- Born: Patrick Carl Fischer December 3, 1935 St. Louis, Missouri, U.S.
- Died: August 26, 2011 (aged 75) Rockville, Maryland, U.S.
- Education: University of Michigan (BA, MBA) Massachusetts Institute of Technology (PhD)
- Occupation: Computer scientist
- Employer: Vanderbilt University
- Parent: Carl H. Fischer

= Patrick C. Fischer =

American computer scientist (1935–2011)

Patrick Carl Fischer (December 3, 1935 – August 26, 2011) was an American computer scientist, a noted researcher in computational complexity theory and database theory, and a target of the Unabomber.

==Biography==
Fischer was born December 3, 1935, in St. Louis, Missouri. His father, Carl H. Fischer, became a professor of actuarial mathematics at the University of Michigan in 1941, and the family moved to Ann Arbor, Michigan, where he grew up. Fischer himself went to the University of Michigan, receiving a bachelor's degree in 1957 and an MBA in 1958. He went on to graduate studies at the Massachusetts Institute of Technology, earning a Ph.D. in 1962 under the supervision of Hartley Rogers, Jr., with a thesis on the subject of recursion theory.

After receiving his Ph.D. in 1962, Fischer joined the faculty of Harvard University as an assistant professor of applied mathematics; his students at Harvard included Albert R. Meyer, through whom Fischer has over 250 academic descendants. as well as noted computer scientists Dennis Ritchie and Arnold L. Rosenberg. In 1965, he moved to a tenured position as associate professor of computer science at Cornell University. After teaching at the University of British Columbia from 1967 to 1968 (where he met his second wife Charlotte Froese) he moved to the University of Waterloo where he became a professor of applied analysis and computer science. At Waterloo, he was department chair from 1972 to 1974. He then moved to Pennsylvania State University in 1974, where he headed the computer science department, and moved again to Vanderbilt University as department chair in 1980. He taught at Vanderbilt for 18 years, and was chair for 15 years. He retired in 1998, and died of stomach cancer on August 26, 2011, in Rockville, Maryland.

Like his father, Fischer became a fellow of the Society of Actuaries.
Fischer's second wife, Charlotte Froese Fischer, was also a computer science professor at Vanderbilt University and the University of British Columbia, and his brother, Michael J. Fischer, is a computer science professor at Yale University.

==Research==
Fischer's thesis research concerned the effects of different models of computation on the efficiency of solving problems. For instance, he showed how to generate the sequence of prime numbers using a one-dimensional cellular automaton, based on earlier solutions to the firing squad synchronization problem, and his work in this area set the foundation for much later work on parallel algorithms. With Meyer and Rosenberg, Fischer performed influential early research on counter machines, showing that they obeyed time hierarchy and space hierarchy theorems analogous to those for Turing machines.
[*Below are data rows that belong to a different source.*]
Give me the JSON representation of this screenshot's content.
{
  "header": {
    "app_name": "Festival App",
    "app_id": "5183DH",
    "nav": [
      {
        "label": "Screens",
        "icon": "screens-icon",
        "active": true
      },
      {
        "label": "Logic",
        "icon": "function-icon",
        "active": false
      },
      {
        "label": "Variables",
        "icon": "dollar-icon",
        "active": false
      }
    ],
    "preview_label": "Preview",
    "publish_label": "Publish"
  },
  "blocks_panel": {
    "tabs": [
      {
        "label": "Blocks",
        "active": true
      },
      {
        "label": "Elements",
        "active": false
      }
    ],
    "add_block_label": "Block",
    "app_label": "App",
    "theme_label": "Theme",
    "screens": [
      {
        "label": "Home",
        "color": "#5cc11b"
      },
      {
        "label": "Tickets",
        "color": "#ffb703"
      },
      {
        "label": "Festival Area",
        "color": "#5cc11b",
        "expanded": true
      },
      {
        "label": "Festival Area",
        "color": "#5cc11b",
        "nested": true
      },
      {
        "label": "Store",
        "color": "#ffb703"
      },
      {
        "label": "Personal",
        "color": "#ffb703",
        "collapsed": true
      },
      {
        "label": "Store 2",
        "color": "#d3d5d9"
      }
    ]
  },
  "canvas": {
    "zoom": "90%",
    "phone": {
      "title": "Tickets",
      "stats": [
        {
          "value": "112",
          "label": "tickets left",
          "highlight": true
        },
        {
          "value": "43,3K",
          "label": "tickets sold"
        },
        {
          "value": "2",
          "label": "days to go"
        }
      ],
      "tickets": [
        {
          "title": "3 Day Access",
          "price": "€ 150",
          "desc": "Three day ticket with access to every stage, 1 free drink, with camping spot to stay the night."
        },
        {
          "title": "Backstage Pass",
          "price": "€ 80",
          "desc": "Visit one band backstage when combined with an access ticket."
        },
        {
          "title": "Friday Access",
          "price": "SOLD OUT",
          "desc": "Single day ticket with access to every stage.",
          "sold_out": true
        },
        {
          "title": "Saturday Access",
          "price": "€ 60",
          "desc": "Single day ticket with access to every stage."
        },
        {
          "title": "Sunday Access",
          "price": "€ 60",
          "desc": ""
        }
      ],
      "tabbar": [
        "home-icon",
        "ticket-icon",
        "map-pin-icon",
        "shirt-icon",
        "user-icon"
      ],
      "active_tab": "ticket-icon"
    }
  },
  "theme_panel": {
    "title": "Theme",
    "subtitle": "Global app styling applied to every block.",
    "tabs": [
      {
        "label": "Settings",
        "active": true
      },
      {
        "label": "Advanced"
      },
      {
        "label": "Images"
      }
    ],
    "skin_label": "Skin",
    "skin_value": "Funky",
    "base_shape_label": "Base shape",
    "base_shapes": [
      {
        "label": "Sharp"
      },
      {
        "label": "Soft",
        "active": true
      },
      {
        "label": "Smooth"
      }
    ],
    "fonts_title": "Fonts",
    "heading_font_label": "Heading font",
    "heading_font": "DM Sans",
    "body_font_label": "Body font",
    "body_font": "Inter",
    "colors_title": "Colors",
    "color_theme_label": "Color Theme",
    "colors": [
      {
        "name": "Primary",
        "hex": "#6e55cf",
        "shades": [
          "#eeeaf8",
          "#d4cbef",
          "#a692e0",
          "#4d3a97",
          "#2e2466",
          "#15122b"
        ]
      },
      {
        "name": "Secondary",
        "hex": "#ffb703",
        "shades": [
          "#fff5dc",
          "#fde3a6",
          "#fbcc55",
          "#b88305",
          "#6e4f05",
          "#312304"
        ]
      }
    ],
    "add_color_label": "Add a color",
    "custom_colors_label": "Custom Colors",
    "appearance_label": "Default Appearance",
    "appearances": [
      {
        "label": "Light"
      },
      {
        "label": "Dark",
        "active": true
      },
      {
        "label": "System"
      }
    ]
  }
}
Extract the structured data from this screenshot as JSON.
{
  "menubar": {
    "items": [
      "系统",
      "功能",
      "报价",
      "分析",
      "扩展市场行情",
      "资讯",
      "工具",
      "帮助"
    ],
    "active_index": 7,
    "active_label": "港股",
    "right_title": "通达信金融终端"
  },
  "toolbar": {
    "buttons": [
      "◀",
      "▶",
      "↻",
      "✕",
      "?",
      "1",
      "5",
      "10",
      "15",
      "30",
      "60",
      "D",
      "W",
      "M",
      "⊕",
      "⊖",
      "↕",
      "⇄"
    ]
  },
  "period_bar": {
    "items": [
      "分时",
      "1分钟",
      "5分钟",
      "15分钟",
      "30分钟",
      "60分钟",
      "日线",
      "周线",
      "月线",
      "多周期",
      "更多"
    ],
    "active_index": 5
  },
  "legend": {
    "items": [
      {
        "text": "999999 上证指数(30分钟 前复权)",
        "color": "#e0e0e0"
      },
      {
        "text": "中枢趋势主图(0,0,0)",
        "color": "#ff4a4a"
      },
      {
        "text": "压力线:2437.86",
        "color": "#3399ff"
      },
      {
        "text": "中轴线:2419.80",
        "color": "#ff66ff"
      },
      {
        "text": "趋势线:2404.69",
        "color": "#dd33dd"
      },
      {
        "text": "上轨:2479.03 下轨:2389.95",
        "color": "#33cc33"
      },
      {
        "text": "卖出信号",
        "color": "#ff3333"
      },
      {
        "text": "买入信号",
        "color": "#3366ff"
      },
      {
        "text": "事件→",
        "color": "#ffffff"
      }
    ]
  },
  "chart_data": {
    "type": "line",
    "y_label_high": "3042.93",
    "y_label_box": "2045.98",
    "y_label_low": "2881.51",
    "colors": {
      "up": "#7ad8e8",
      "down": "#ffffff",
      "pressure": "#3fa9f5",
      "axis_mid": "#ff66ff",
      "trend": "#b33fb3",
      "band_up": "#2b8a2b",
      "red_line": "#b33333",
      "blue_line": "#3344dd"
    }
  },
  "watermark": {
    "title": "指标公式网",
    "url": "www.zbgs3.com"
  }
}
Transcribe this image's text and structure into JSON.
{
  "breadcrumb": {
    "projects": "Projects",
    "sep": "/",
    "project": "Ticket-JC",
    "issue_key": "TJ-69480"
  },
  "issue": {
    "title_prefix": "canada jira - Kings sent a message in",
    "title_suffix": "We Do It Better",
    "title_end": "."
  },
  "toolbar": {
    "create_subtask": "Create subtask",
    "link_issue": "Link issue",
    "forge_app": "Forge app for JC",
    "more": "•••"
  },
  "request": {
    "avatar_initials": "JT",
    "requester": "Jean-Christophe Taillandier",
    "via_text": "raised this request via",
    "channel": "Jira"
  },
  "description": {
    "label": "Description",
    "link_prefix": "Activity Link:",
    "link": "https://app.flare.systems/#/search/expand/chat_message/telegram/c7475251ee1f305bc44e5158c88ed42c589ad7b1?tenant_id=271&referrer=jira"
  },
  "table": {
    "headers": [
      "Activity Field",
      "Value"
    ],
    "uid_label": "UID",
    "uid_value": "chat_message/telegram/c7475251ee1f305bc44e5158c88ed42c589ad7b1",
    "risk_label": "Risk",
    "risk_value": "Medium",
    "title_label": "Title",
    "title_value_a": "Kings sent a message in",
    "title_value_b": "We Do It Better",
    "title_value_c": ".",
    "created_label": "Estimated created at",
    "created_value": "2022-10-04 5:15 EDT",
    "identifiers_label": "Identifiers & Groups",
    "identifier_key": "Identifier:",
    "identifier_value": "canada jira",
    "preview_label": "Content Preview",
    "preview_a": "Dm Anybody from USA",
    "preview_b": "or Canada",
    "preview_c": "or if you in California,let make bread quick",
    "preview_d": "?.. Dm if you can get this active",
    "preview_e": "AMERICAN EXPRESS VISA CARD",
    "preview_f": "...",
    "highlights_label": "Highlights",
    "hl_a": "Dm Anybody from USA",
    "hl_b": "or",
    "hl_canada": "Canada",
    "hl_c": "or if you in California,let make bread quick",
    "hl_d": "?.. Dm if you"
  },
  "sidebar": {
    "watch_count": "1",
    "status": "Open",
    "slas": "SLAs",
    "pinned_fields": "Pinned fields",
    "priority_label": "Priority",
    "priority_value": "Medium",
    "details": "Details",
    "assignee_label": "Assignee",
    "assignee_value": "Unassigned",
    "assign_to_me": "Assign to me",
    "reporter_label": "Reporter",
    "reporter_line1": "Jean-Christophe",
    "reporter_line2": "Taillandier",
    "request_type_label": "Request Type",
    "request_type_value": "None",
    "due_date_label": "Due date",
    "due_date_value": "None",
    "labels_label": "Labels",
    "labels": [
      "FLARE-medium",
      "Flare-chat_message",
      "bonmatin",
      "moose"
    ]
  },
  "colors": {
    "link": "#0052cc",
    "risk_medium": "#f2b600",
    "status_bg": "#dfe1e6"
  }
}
Fischer was an early leader in the field of computational complexity, and helped establish theoretical computer science as a discipline separate from mathematics and electrical engineering. He was the first chair of SIGACT, the Special Interest Group on Algorithms and Computation Theory of the Association for Computing Machinery, which he founded in 1968. He also founded the annual Symposium on Theory of Computing, which together with the Symposium on Foundations of Computer Science is one of the two flagship conferences in theoretical computer science, and he served five times as chair of the conference.

In the 1980s, Fischer's research interests shifted to database theory. His research in that area included the study of the semantics of databases, metadata, and incomplete information. Fischer did important work defining the nested relational model of databases, in which the values in the cells of a relational database may themselves be relations, and his work on the mathematical foundations of database query languages became central to the databases now used by major web servers worldwide.

Fischer was also an expert in information systems and their use by educational institutions.

==Unabomber target==
Ted Kaczynski, known as the Unabomber, was a graduate student of mathematics at the University of Michigan, where Fischer's father was a professor. In 1982, Kaczynski sent the fifth of his mail bombs to Fischer, at his Penn State address; it was forwarded to Vanderbilt, where it was opened on May 5 by Fischer's secretary, Janet Smith, who was hospitalized for three weeks after the attack. Fischer claimed not to have ever met Kaczynski, and speculated that he was targeted because he "went from pure math to theoretical computer science."